Growing a Thriving Garden of Team Culture
Culture refers to the unspoken, yet palpable climate of a team. It is social energy, the team’s personality, and the air of expectation within a group. For better or worse, your team has a culture. The question is whether it is the intended one that you want to exist.
A good culture lets members know what is expected of them in situations, which diminishes the need for additional formal instruction and control systems. When people have the opportunity to manage their own activities within the context of an intentionally built culture, they have a strong sense of obligation to themselves, to their team, and to the entire organization. The common trait of successful leaders is their ability to develop a positive team environment where “what is good and right” is understood and pursued.

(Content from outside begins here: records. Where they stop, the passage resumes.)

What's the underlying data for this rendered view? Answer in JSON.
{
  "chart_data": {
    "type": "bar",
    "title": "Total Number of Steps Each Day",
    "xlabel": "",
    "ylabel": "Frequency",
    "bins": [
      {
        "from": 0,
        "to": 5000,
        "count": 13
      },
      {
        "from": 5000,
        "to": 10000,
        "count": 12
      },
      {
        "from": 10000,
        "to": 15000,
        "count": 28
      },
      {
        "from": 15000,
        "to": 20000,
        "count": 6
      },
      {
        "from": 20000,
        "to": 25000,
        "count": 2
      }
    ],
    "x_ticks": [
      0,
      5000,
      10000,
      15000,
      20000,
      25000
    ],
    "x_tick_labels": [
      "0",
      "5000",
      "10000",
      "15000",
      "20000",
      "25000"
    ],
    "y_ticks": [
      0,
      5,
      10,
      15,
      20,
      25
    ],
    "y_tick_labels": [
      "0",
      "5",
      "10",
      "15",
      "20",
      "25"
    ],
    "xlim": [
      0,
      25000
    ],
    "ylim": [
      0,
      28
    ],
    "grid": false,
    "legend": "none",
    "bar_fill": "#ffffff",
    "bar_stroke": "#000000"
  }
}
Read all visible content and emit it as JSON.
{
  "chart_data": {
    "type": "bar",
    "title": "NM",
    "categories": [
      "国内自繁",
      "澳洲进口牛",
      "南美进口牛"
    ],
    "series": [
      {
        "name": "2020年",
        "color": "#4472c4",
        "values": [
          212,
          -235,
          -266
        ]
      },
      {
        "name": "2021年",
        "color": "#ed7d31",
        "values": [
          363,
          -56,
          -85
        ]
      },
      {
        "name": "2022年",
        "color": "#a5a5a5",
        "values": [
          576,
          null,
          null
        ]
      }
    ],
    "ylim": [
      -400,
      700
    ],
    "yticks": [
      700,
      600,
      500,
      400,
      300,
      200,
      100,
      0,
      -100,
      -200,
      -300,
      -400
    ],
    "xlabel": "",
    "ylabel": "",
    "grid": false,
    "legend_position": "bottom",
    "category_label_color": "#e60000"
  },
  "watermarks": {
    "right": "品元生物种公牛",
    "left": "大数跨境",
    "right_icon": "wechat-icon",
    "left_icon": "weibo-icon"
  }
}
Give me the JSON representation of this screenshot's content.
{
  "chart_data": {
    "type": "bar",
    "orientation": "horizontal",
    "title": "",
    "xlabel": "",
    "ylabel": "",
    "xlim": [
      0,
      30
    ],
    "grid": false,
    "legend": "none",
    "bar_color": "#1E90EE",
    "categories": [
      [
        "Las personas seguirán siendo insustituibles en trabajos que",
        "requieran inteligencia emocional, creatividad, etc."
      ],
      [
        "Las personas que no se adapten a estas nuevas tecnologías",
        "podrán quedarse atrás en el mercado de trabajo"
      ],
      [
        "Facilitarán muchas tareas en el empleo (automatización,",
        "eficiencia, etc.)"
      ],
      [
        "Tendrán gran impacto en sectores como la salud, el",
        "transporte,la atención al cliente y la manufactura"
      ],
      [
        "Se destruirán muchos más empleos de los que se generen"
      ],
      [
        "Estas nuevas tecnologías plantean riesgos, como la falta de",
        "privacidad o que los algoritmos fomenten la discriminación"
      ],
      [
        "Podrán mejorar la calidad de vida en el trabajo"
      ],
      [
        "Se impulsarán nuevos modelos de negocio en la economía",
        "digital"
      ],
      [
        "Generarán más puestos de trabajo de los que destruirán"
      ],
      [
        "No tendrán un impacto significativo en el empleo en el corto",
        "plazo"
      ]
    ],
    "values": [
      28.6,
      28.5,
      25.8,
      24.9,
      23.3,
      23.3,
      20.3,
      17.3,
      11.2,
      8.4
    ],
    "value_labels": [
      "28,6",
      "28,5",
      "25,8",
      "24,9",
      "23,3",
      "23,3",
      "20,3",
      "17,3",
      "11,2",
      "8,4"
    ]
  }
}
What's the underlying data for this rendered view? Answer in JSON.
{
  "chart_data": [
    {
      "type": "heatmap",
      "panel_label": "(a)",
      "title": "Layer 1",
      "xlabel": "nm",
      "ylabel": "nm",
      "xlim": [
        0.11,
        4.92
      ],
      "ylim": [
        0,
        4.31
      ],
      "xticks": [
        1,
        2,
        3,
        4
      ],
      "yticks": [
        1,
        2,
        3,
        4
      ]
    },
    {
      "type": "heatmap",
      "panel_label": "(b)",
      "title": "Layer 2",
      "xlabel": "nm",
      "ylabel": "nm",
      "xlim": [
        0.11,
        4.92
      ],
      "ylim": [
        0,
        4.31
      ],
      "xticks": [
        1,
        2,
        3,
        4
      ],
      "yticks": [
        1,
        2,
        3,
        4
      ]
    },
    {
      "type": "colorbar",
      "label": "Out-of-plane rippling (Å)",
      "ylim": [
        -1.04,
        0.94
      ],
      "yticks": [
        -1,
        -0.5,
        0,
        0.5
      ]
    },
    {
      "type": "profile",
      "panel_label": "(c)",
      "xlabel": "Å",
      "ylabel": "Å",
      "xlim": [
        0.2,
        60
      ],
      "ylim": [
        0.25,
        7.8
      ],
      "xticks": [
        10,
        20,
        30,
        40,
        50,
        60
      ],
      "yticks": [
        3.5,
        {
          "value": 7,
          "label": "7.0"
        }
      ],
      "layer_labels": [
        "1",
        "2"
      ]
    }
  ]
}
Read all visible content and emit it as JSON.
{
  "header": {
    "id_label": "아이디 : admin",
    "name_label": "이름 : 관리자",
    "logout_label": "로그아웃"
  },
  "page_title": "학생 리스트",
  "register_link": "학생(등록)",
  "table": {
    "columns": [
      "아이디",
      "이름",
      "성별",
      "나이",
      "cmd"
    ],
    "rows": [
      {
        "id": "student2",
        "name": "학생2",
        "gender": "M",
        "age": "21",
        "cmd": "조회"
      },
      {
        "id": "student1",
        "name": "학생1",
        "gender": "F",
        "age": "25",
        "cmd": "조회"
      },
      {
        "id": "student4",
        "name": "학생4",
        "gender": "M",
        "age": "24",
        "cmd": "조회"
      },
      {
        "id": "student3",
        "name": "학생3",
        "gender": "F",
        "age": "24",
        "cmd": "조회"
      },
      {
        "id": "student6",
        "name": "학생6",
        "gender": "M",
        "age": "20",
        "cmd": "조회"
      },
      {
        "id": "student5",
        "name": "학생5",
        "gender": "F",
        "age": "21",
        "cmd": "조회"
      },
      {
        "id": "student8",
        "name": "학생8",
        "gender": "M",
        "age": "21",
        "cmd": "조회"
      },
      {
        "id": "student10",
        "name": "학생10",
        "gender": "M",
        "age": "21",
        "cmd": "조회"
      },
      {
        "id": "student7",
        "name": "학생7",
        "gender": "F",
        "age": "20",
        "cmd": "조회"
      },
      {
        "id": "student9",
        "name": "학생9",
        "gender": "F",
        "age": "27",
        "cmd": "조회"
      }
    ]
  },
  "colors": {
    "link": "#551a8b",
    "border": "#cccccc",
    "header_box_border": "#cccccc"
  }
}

How do leaders create culture?
They shape the environment by the attitudes they project, the stories they tell, the statements they make, and the heroes they elevate.
Individuality in Culture
Nurturing the culture you desire begins with recognizing that a staff member is not your clone, but an individual who chooses to embody the team's vision. Pastor Hardy Clemens observed, “The entertainment world has room for a [primary] star supported by a cast of backups, but I do not think this is the biblical model. I do not want to see my colleagues as ‘my staff’ who assist me as I carry on ‘my ministry’ in ‘my church.’ The church does not prosper as much if they are echoes or extensions of me and my approach… My job as leader is to facilitate the harmony of a team working together for God so that each staffer becomes a faithful, effective pastor in his or her own right.”
Do your team members exhibit the culture you expect? We first acknowledge that their lives will demonstrate it in unique ways because each person is an individual. As many garden plants receive the same water, sunlight, and support from the same good soil, yet produce different fruits, you create a cultural environment that enables diverse fruitfulness. It begins with you demonstrating cultural expectations and allowing individual expressions to bear fruit.
Freedom to Risk
A firm culture prevents a vision from toppling. You as the Coach build culture amidst your team interactions – on the practice court – while giving your team freedom to express it. “The only way to translate vision and alignment into people’s day-to-day behavior is by grounding lofty concepts in the company’s day-to-day environment,” Naisbitt and Aburdene wrote.
When UCLA basketball coach John Wooden introduced the fast break into college basketball, his team committed the highest number of turnovers and fouls in memory. But Wooden knew mistakes were part of learning, and that every opportunity for failure was equally an opportunity for success. Wooden’s teams went on to perfect the fast-break offense used today by nearly every team in the nation. His team won ten national college championships in twelve years.
Consider carefully how you’re creating culture. Is it the kind you really want to exist?
What is your vision and has your team caught it?
Have you established company values? How would your team know and embody them?
Do you use feedback and evaluation to keep cultural standards high?
What is the current culture of your team? Does your environment allow each member the freedom to risk, succeed, and fail?